Transcript
AUDIE CORNISH, HOST:
Just ahead of peak climbing season on Mount Everest, tragedy has struck once again. At least 12 local climbers are dead and several more are missing after a massive avalanche this morning. The climbers, Nepalese Sherpas, were setting up ropes along a dangerous stretch of slope used by adventure tourism companies. This is looking to be the deadliest day in Mount Everest's history and the worst accident since 1996, when eight climbers died in a blizzard.
Grayson Schaffer, senior editor and writer for Outside Magazine, last year wrote a story that raises questions about the tough working conditions and minimal insurance coverage for Nepalese workers, who are the backbone of the mountaineering business in that part of the world. Grayson Schaffer joins us now. Welcome to the program.
GRAYSON SCHAFFER: Thanks for having me, Audie.
CORNISH: Now, as we mentioned, the Sherpas killed today were out preparing a well-known route, the South Call. Tell us what's involved in that, and just how dangerous is this work?
SCHAFFER: Yeah, this is the main route up Everest. This is the route that Sir Edmund Hillary and Tenzing Norgay pioneered. And the first thing that you hit out of base camp is called the Khumbu Ice Fall, and it's one of the most dangerous features on the mountain. It's this kind of hanging glacier. The ice fall itself is sort of prone to collapses, where it's just these sort of teetering blocks of ice. And then above all of that is the west shoulder of Everest, which is also covered in ice that's constantly avalanching.
And so every day, they'll have avalanches come down off of the west shoulder of Everest. Now most of the time, those avalanches sort of go by harmlessly. But, you know, in recent years when you have 5-, 600 people on Mount Everest, all of a sudden you're putting a lot more people in the shooting gallery. This morning, it just happened that there was an avalanche right during what is Everest rush hour - at about 6:30 in the morning, when all of the Sherpas were carrying their loads up to Camp One and Camp Two, to stock those higher camps.
CORNISH: Now, you've reported extensively on this community. Give us some context about how important this work is for these people.
SCHAFFER: Well, being a porter on Everest is probably the best job going ,if you're a Sherpa in the Khumbu region and you want to stay and work where you live. You can make between $2- and $6,000 in a climbing season. You know, this is in a country where the median income is still around $550 or $600 a year. So the guys who are strong enough and fit enough to do this work make enough money to support not only their own families, but much of their extended families.
CORNISH: But what happens to these families when high-altitude porters die on the mountain?
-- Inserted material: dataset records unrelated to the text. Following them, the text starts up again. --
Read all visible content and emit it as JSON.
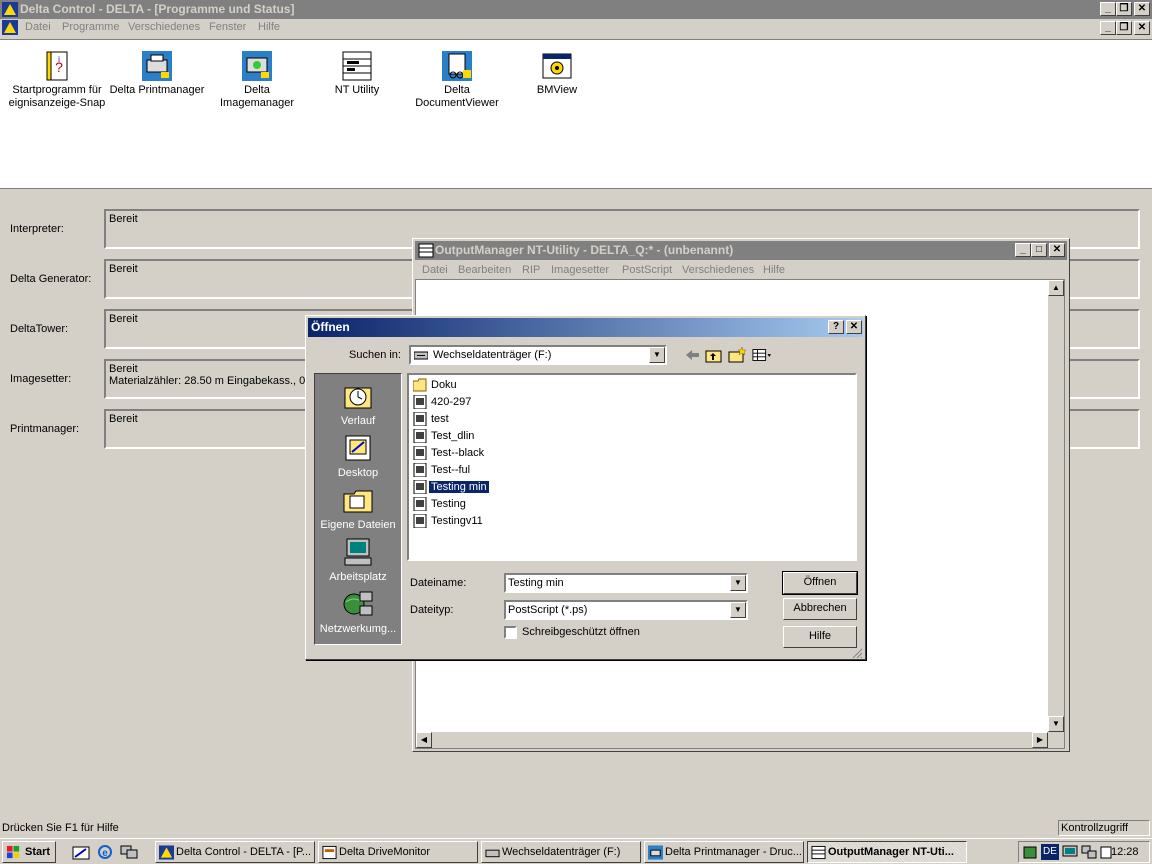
{
  "main_window": {
    "title": "Delta Control - DELTA - [Programme und Status]",
    "menu": [
      "Datei",
      "Programme",
      "Verschiedenes",
      "Fenster",
      "Hilfe"
    ]
  },
  "programs": [
    {
      "label": "Startprogramm für eignisanzeige-Snap",
      "icon": "help-document-icon"
    },
    {
      "label": "Delta Printmanager",
      "icon": "printmanager-icon"
    },
    {
      "label": "Delta Imagemanager",
      "icon": "imagemanager-icon"
    },
    {
      "label": "NT Utility",
      "icon": "nt-utility-icon"
    },
    {
      "label": "Delta DocumentViewer",
      "icon": "documentviewer-icon"
    },
    {
      "label": "BMView",
      "icon": "bmview-icon"
    }
  ],
  "status_panels": [
    {
      "label": "Interpreter:",
      "value": "Bereit",
      "detail": ""
    },
    {
      "label": "Delta Generator:",
      "value": "Bereit",
      "detail": ""
    },
    {
      "label": "DeltaTower:",
      "value": "Bereit",
      "detail": ""
    },
    {
      "label": "Imagesetter:",
      "value": "Bereit",
      "detail": "Materialzähler: 28.50 m Eingabekass., 0.0"
    },
    {
      "label": "Printmanager:",
      "value": "Bereit",
      "detail": ""
    }
  ],
  "om_window": {
    "title": "OutputManager NT-Utility - DELTA_Q:* - (unbenannt)",
    "menu": [
      "Datei",
      "Bearbeiten",
      "RIP",
      "Imagesetter",
      "PostScript",
      "Verschiedenes",
      "Hilfe"
    ]
  },
  "open_dialog": {
    "title": "Öffnen",
    "look_in_label": "Suchen in:",
    "look_in_value": "Wechseldatenträger (F:)",
    "places": [
      "Verlauf",
      "Desktop",
      "Eigene Dateien",
      "Arbeitsplatz",
      "Netzwerkumg..."
    ],
    "files": [
      {
        "name": "Doku",
        "type": "folder",
        "selected": false
      },
      {
        "name": "420-297",
        "type": "ps",
        "selected": false
      },
      {
        "name": "test",
        "type": "ps",
        "selected": false
      },
      {
        "name": "Test_dlin",
        "type": "ps",
        "selected": false
      },
      {
        "name": "Test--black",
        "type": "ps",
        "selected": false
      },
      {
        "name": "Test--ful",
        "type": "ps",
        "selected": false
      },
      {
        "name": "Testing min",
        "type": "ps",
        "selected": true
      },
      {
        "name": "Testing",
        "type": "ps",
        "selected": false
      },
      {
        "name": "Testingv11",
        "type": "ps",
        "selected": false
      }
    ],
    "filename_label": "Dateiname:",
    "filename_value": "Testing min",
    "filetype_label": "Dateityp:",
    "filetype_value": "PostScript (*.ps)",
    "readonly_label": "Schreibgeschützt öffnen",
    "readonly_checked": false,
    "open_button": "Öffnen",
    "cancel_button": "Abbrechen",
    "help_button": "Hilfe"
  },
  "statusbar": {
    "help_text": "Drücken Sie F1 für Hilfe",
    "indicator": "Kontrollzugriff"
  },
  "taskbar": {
    "start": "Start",
    "tasks": [
      {
        "label": "Delta Control - DELTA - [P...",
        "active": false
      },
      {
        "label": "Delta DriveMonitor",
        "active": false
      },
      {
        "label": "Wechseldatenträger (F:)",
        "active": false
      },
      {
        "label": "Delta Printmanager - Druc...",
        "active": false
      },
      {
        "label": "OutputManager NT-Uti...",
        "active": true
      }
    ],
    "language": "DE",
    "clock": "12:28"
  }
}
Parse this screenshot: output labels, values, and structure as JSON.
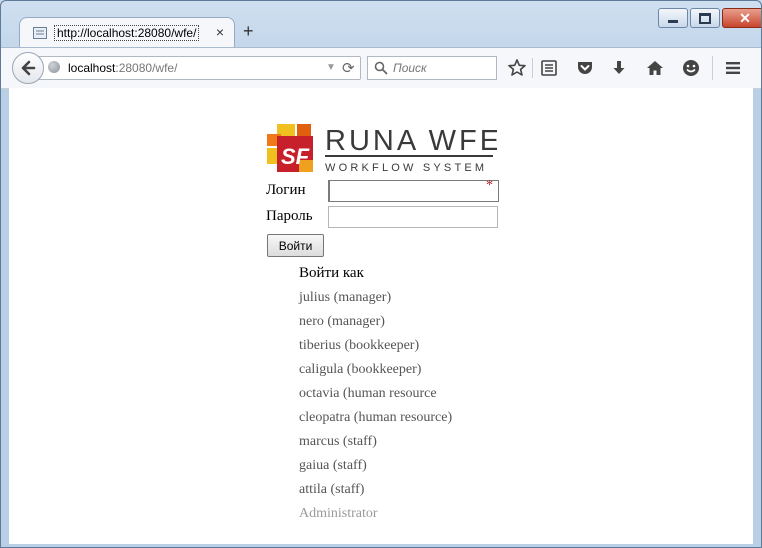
{
  "window": {
    "controls": {
      "minimize": "minimize",
      "maximize": "maximize",
      "close": "close"
    }
  },
  "tab": {
    "title": "http://localhost:28080/wfe/",
    "close_glyph": "×",
    "new_tab_glyph": "+"
  },
  "toolbar": {
    "url_host": "localhost",
    "url_path": ":28080/wfe/",
    "search_placeholder": "Поиск",
    "icons": [
      "back-icon",
      "globe-icon",
      "dropdown-icon",
      "reload-icon",
      "search-icon",
      "bookmark-star-icon",
      "reading-list-icon",
      "pocket-icon",
      "download-icon",
      "home-icon",
      "smiley-icon",
      "menu-icon"
    ]
  },
  "logo": {
    "brand": "RUNA WFE",
    "tagline": "WORKFLOW SYSTEM",
    "mark_text": "SF"
  },
  "form": {
    "login_label": "Логин",
    "password_label": "Пароль",
    "login_value": "",
    "password_value": "",
    "required_mark": "*",
    "submit_label": "Войти"
  },
  "login_as": {
    "title": "Войти как",
    "users": [
      "julius (manager)",
      "nero (manager)",
      "tiberius (bookkeeper)",
      "caligula (bookkeeper)",
      "octavia (human resource",
      "cleopatra (human resource)",
      "marcus (staff)",
      "gaiua (staff)",
      "attila (staff)",
      "Administrator"
    ]
  },
  "colors": {
    "accent_red": "#c8202a",
    "link_gray": "#555555",
    "muted_gray": "#9a9a9a"
  }
}
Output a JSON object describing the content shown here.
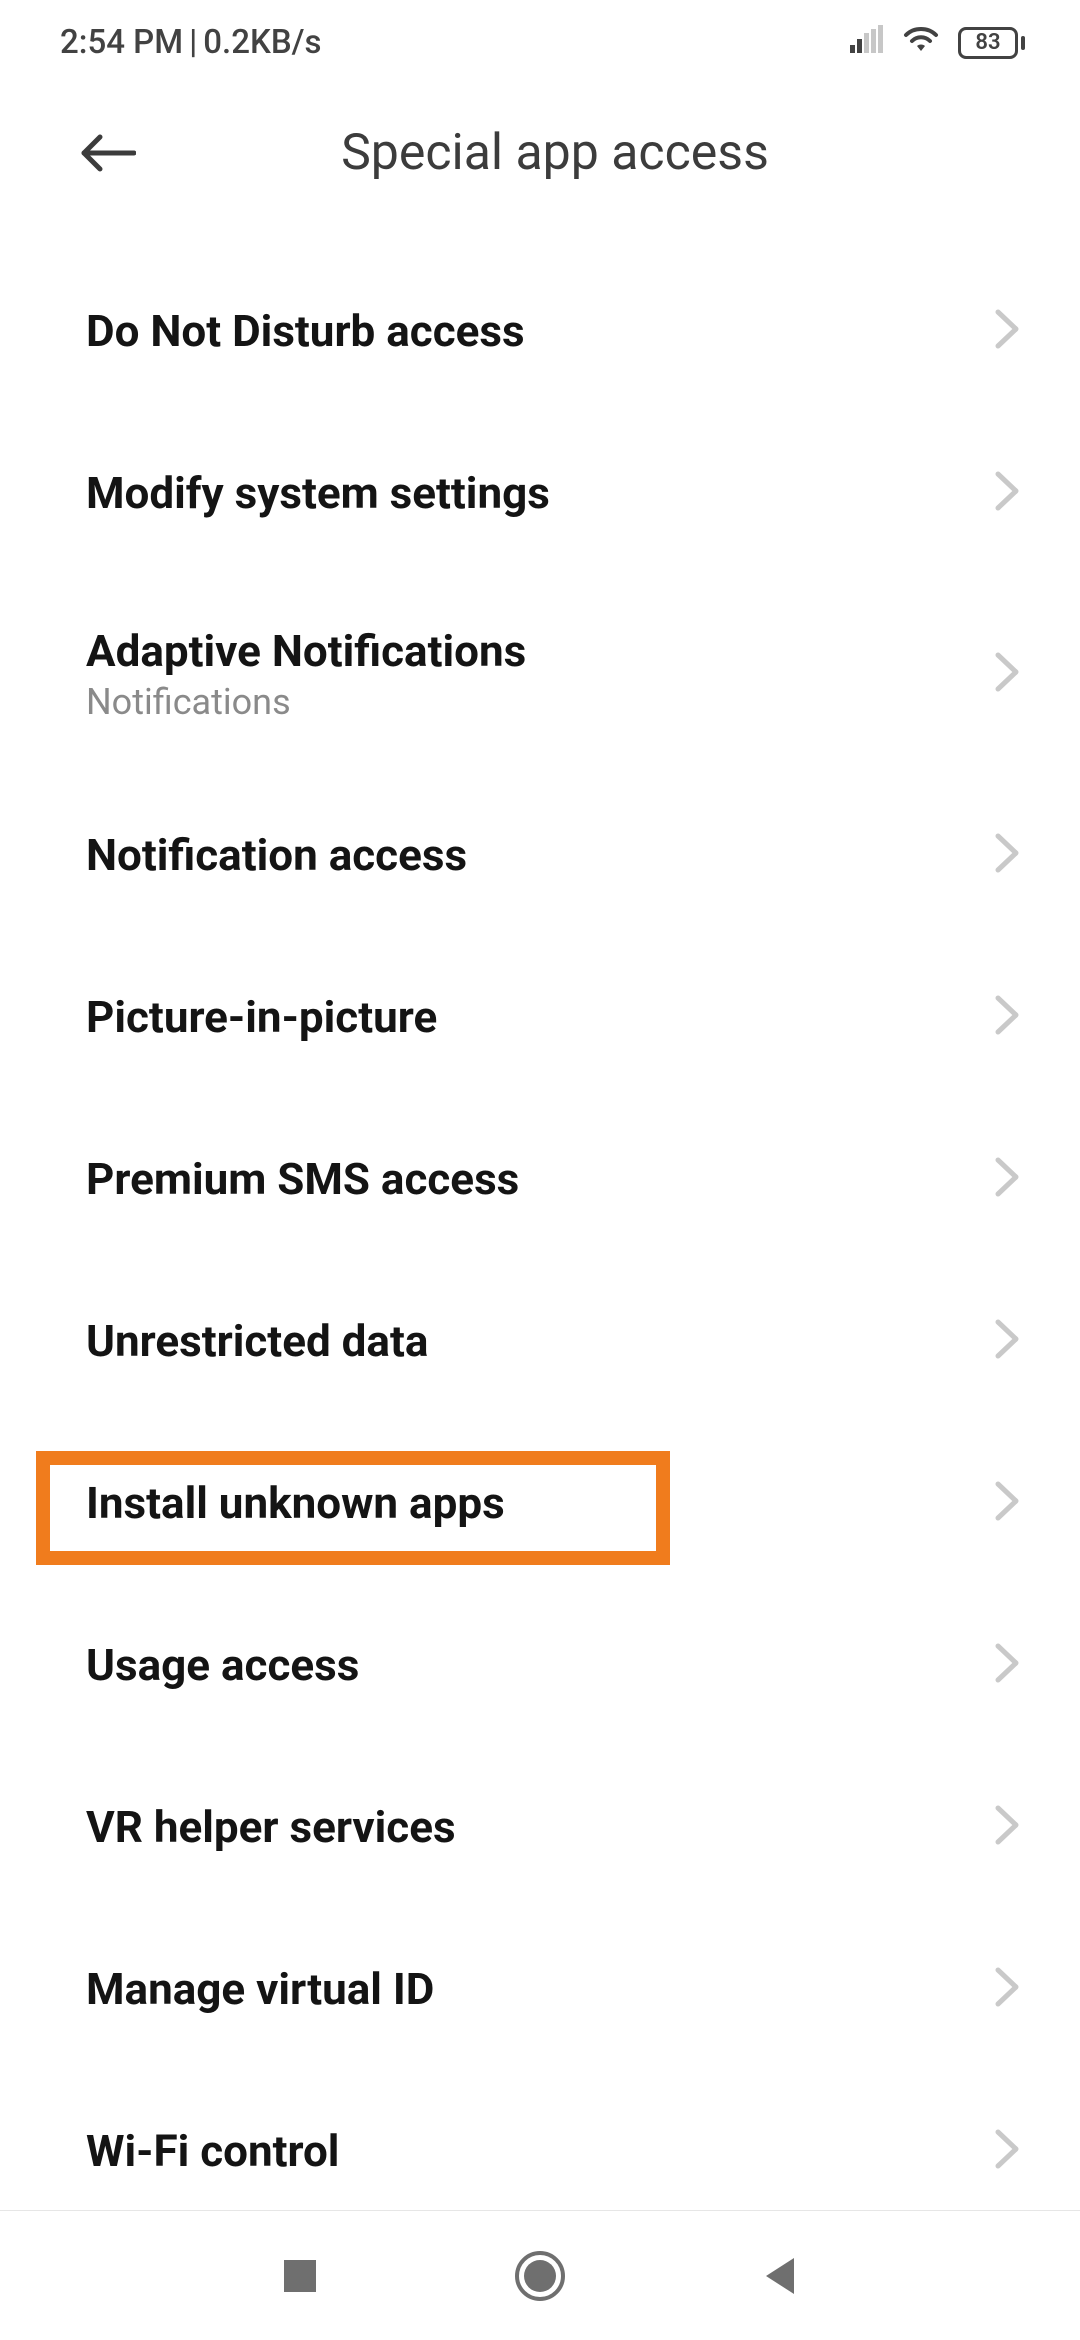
{
  "status": {
    "time": "2:54 PM",
    "separator": "|",
    "net_speed": "0.2KB/s",
    "battery_pct": "83"
  },
  "header": {
    "title": "Special app access"
  },
  "rows": [
    {
      "title": "Do Not Disturb access",
      "subtitle": ""
    },
    {
      "title": "Modify system settings",
      "subtitle": ""
    },
    {
      "title": "Adaptive Notifications",
      "subtitle": "Notifications"
    },
    {
      "title": "Notification access",
      "subtitle": ""
    },
    {
      "title": "Picture-in-picture",
      "subtitle": ""
    },
    {
      "title": "Premium SMS access",
      "subtitle": ""
    },
    {
      "title": "Unrestricted data",
      "subtitle": ""
    },
    {
      "title": "Install unknown apps",
      "subtitle": ""
    },
    {
      "title": "Usage access",
      "subtitle": ""
    },
    {
      "title": "VR helper services",
      "subtitle": ""
    },
    {
      "title": "Manage virtual ID",
      "subtitle": ""
    },
    {
      "title": "Wi-Fi control",
      "subtitle": ""
    }
  ],
  "highlight": {
    "row_index": 7,
    "color": "#f07c1d"
  }
}
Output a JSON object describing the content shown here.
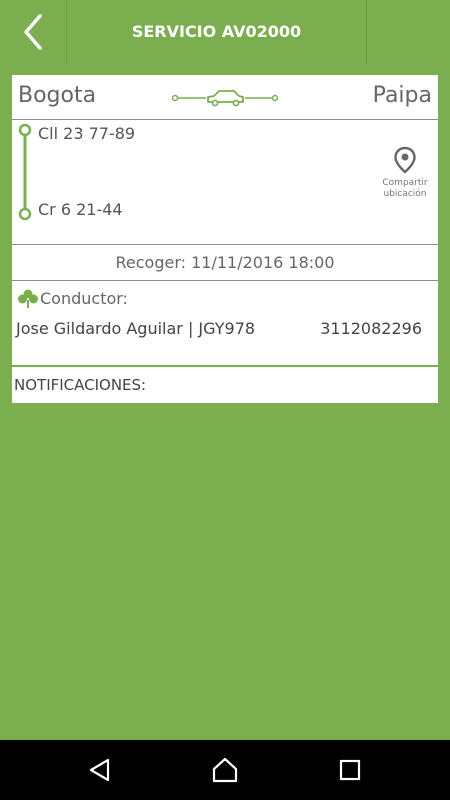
{
  "header": {
    "title": "SERVICIO AV02000",
    "back_icon": "chevron-left-icon"
  },
  "route": {
    "from_city": "Bogota",
    "to_city": "Paipa",
    "from_address": "Cll 23 77-89",
    "to_address": "Cr 6 21-44",
    "share_label_line1": "Compartir",
    "share_label_line2": "ubicación"
  },
  "pickup": {
    "text": "Recoger: 11/11/2016 18:00"
  },
  "driver": {
    "label": "Conductor:",
    "name_plate": "Jose Gildardo Aguilar | JGY978",
    "phone": "3112082296"
  },
  "notifications": {
    "label": "NOTIFICACIONES:"
  },
  "colors": {
    "background": "#7aae4f",
    "accent": "#7aae4f",
    "card": "#ffffff"
  }
}
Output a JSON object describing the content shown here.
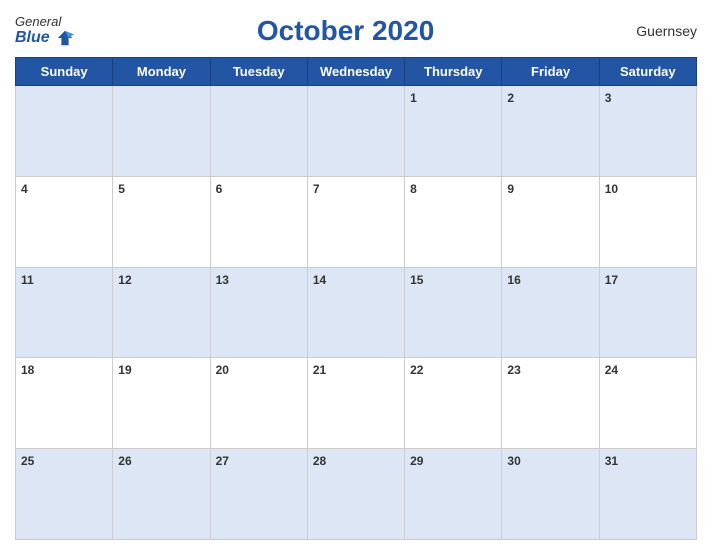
{
  "header": {
    "logo_general": "General",
    "logo_blue": "Blue",
    "title": "October 2020",
    "region": "Guernsey"
  },
  "calendar": {
    "days_of_week": [
      "Sunday",
      "Monday",
      "Tuesday",
      "Wednesday",
      "Thursday",
      "Friday",
      "Saturday"
    ],
    "weeks": [
      [
        "",
        "",
        "",
        "",
        "1",
        "2",
        "3"
      ],
      [
        "4",
        "5",
        "6",
        "7",
        "8",
        "9",
        "10"
      ],
      [
        "11",
        "12",
        "13",
        "14",
        "15",
        "16",
        "17"
      ],
      [
        "18",
        "19",
        "20",
        "21",
        "22",
        "23",
        "24"
      ],
      [
        "25",
        "26",
        "27",
        "28",
        "29",
        "30",
        "31"
      ]
    ]
  }
}
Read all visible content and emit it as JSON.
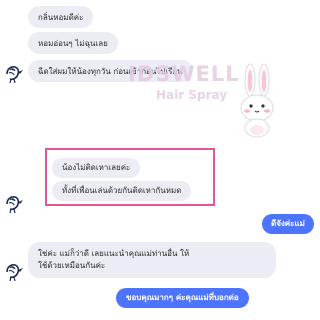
{
  "messages": [
    {
      "text": "กลิ่นหอมดีค่ะ"
    },
    {
      "text": "หอมอ่อนๆ ไม่ฉุนเลย"
    },
    {
      "text": "ฉีดใส่ผมให้น้องทุกวัน ก่อนเข้าก่อนไปเรียน"
    },
    {
      "text": "น้องไม่ติดเหาเลยค่ะ"
    },
    {
      "text": "ทั้งที่เพื่อนเล่นด้วยกันติดเหากันหมด"
    },
    {
      "text": "ดีจังค่ะแม่"
    },
    {
      "text": "ใช่ค่ะ แม่ก็ว่าดี เลยแนะนำคุณแม่ท่านอื่น ให้"
    },
    {
      "text": "ใช้ด้วยเหมือนกันค่ะ"
    },
    {
      "text": "ขอบคุณมากๆ ค่ะคุณแม่ที่บอกต่อ"
    }
  ],
  "watermark": {
    "brand": "IDSWELL",
    "sub": "Hair Spray"
  },
  "colors": {
    "incoming_bubble": "#ececf5",
    "outgoing_bubble": "#4d74ff",
    "highlight": "#e0569a"
  },
  "icons": {
    "avatar": "sketch-bird-icon",
    "sticker": "bunny-sticker-icon"
  }
}
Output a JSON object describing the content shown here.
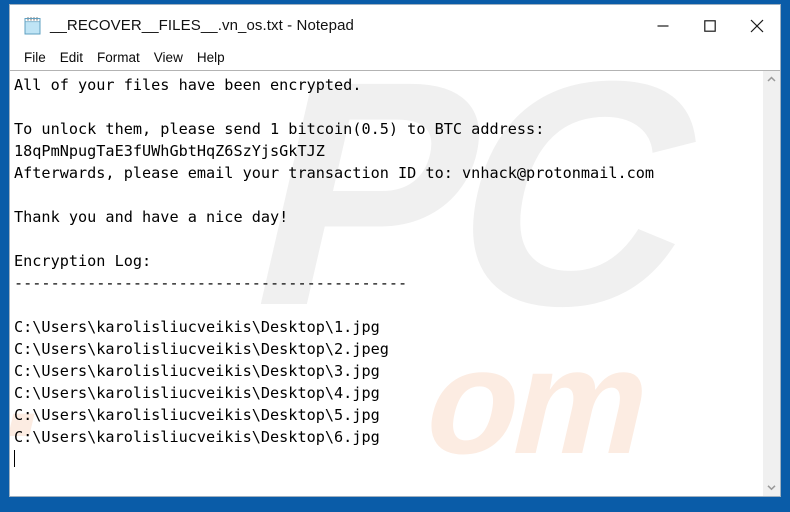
{
  "window": {
    "title": "__RECOVER__FILES__.vn_os.txt - Notepad",
    "icon": "notepad-icon",
    "frame_color": "#0a5ca8",
    "controls": {
      "minimize": "minimize-icon",
      "maximize": "maximize-icon",
      "close": "close-icon"
    }
  },
  "menu": {
    "items": [
      {
        "label": "File"
      },
      {
        "label": "Edit"
      },
      {
        "label": "Format"
      },
      {
        "label": "View"
      },
      {
        "label": "Help"
      }
    ]
  },
  "document": {
    "lines": [
      "All of your files have been encrypted.",
      "",
      "To unlock them, please send 1 bitcoin(0.5) to BTC address:",
      "18qPmNpugTaE3fUWhGbtHqZ6SzYjsGkTJZ",
      "Afterwards, please email your transaction ID to: vnhack@protonmail.com",
      "",
      "Thank you and have a nice day!",
      "",
      "Encryption Log:",
      "-------------------------------------------",
      "",
      "C:\\Users\\karolisliucveikis\\Desktop\\1.jpg",
      "C:\\Users\\karolisliucveikis\\Desktop\\2.jpeg",
      "C:\\Users\\karolisliucveikis\\Desktop\\3.jpg",
      "C:\\Users\\karolisliucveikis\\Desktop\\4.jpg",
      "C:\\Users\\karolisliucveikis\\Desktop\\5.jpg",
      "C:\\Users\\karolisliucveikis\\Desktop\\6.jpg"
    ],
    "bitcoin_address": "18qPmNpugTaE3fUWhGbtHqZ6SzYjsGkTJZ",
    "contact_email": "vnhack@protonmail.com",
    "ransom_amount": "1 bitcoin(0.5)",
    "caret_visible": true
  },
  "watermark": {
    "primary": "PC",
    "suffix": "om",
    "dot": ".",
    "primary_color": "#f0f0f0",
    "suffix_color": "#fcece2"
  },
  "scrollbar": {
    "up_arrow": "chevron-up-icon",
    "down_arrow": "chevron-down-icon"
  }
}
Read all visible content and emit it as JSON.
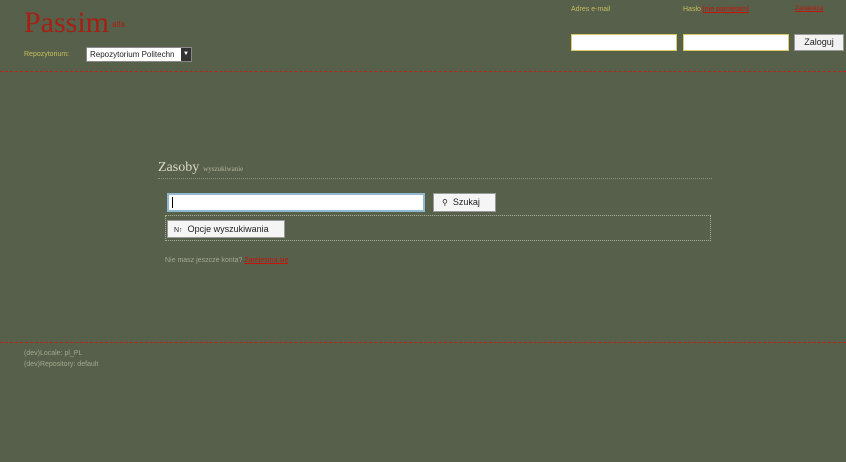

SCHAFFER: Well, this is sort of, you know, the unseen tragedy of Mount Everest, which is the fallout back in the villages. I mean, these villages in the Khumbu are tiny - 40 or 50 houses. And in each of these villages there are houses with missing men where widows and orphans have had their husbands and fathers taken from them by the mountain. When a Sherpa dies, there's usually an insurance payment. In years past, it's been about $4,000.
Just for this season, the government raised the minimum requirements to about $11,000. But that's still - you're talking about $11,000 that needs to go to replace the income a worker would have for 10 or 20 years. There's a huge ripple effect that goes unseen by the climbing world. And, you know, if - many of the outfitters are intimately familiar with it but when you get down to the level of the doctors and lawyers and CEOs who climb with these companies, many fewer of them actually see what happens when a climber is lost in the mountains like this.
CORNISH: Doctors, lawyers, CEOs; you're referring to the clients - right? - the people who are actually the tourists here.
SCHAFFER: That's right, the sorts of type A kind of personalities who have the means to pay $50- to $90,000 at the high end, to go and climb the mountain. In many cases, it creates this sort of fraught scenario where Western clients essentially outsource a lot of the risk that they would normally take to these local Sherpas, to carry their equipment and gear up the mountain.
CORNISH: At the same time, would people consider ending the business, doing away with Sherpa involvement in commercial expeditions?
SCHAFFER: Well, that's the difficult question because certainly, nobody - least of all, the Sherpas - want to end this work. These are really good jobs for these guys, and they've elevated the Sherpas to a near-celebrity status, as an ethnicity. But I think a lot of people are trying to work in different ways, to try and make it safer.
But the reality is that the mountain is the mountain. And even if you get fitter, you can get better gear, you can get better science, you can't change the fact that there are avalanches that come down this mountain every single day. And if you put a critical mass of people on this mountain, there's a sense of inevitability that comes with these kinds of tragedies.
CORNISH: That's Grayson Schaffer. He's senior editor and writer for Outside Magazine. Thanks so much for talking with us.